I’ve said it before and I’ll say it again, and again. There’s no free lunch with pharmaceuticals. We must disabuse ourselves of the notion that we can yank only one thread out of the spider web. When you pull it, the whole thing moves.

When you expose your body to pharmaceutical grade chemical influence, it is forced to adjust.

We think of these medications as “fixing” brain problems, but we are just beginning to learn some of the many effects they have on the body as a whole, and the unmapped individual differences in metabolism and toxicant threshold effects, on the body’s mechanisms for survival in adversity – aka cancer.

Researchers today, including research in pregnant women, are asking the wrong safety questions. They are asking questions that made sense two decades ago, before we learned about the microbiome, epigenetics, and transgenerational effects of these individual variables. Particularly the differential effects on female vs male physiology.

Look what happened when they bothered to ask about the effects of Zyprexa on gut bacteria:

This study furthers the theory that gender may impact on the nature of, and susceptibility to, certain side effects of antipsychotics.

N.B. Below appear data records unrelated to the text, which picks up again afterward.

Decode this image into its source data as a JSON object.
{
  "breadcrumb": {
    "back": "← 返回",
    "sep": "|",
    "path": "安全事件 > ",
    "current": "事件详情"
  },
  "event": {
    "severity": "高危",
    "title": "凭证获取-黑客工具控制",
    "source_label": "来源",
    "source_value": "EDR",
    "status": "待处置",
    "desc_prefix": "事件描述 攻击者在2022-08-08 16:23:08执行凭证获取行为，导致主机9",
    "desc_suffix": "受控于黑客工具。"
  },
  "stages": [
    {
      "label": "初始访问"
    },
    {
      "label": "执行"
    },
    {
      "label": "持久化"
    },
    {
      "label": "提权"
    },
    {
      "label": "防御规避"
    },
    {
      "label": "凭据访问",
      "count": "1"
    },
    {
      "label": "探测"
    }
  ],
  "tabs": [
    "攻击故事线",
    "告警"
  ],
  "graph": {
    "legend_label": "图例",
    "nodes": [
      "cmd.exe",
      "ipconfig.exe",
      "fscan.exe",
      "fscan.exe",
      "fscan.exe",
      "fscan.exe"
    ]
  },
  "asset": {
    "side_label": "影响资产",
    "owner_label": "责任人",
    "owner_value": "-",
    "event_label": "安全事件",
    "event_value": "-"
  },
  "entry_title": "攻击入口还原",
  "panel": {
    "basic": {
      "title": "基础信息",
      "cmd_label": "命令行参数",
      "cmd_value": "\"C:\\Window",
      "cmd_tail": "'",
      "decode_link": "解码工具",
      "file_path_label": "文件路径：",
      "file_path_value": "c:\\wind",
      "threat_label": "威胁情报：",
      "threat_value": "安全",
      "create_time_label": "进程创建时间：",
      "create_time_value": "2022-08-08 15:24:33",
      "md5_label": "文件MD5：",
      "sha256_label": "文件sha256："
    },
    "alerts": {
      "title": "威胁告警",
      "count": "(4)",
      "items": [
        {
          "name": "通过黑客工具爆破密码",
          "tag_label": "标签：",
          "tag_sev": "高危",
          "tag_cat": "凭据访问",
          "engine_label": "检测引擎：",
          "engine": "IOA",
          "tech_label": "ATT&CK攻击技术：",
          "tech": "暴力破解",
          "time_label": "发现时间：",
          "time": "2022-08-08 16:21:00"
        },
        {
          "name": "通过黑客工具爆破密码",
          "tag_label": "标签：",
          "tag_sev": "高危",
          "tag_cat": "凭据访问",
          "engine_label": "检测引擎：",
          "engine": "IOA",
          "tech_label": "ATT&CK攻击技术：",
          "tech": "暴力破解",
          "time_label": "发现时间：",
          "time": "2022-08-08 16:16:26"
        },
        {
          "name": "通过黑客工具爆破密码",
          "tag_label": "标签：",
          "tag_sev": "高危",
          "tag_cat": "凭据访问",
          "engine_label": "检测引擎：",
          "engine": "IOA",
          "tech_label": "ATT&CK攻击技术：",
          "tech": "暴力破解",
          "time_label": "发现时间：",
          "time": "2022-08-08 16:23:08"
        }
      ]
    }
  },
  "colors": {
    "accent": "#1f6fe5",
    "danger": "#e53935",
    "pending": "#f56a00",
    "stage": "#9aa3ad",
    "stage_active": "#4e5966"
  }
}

In addition, we demonstrate, what is to our knowledge [for] the first time, an altered microbiota associated with chronic olanzapine treatment.

The challenge is, that the population-level effects can take decades to emerge and the incentive to limit study of adverse effects is very high. In the meantime you may have been entered into an uncontrolled and unconsented experiment. Take this information for what it is — an invitation to take a different, safer path to healing.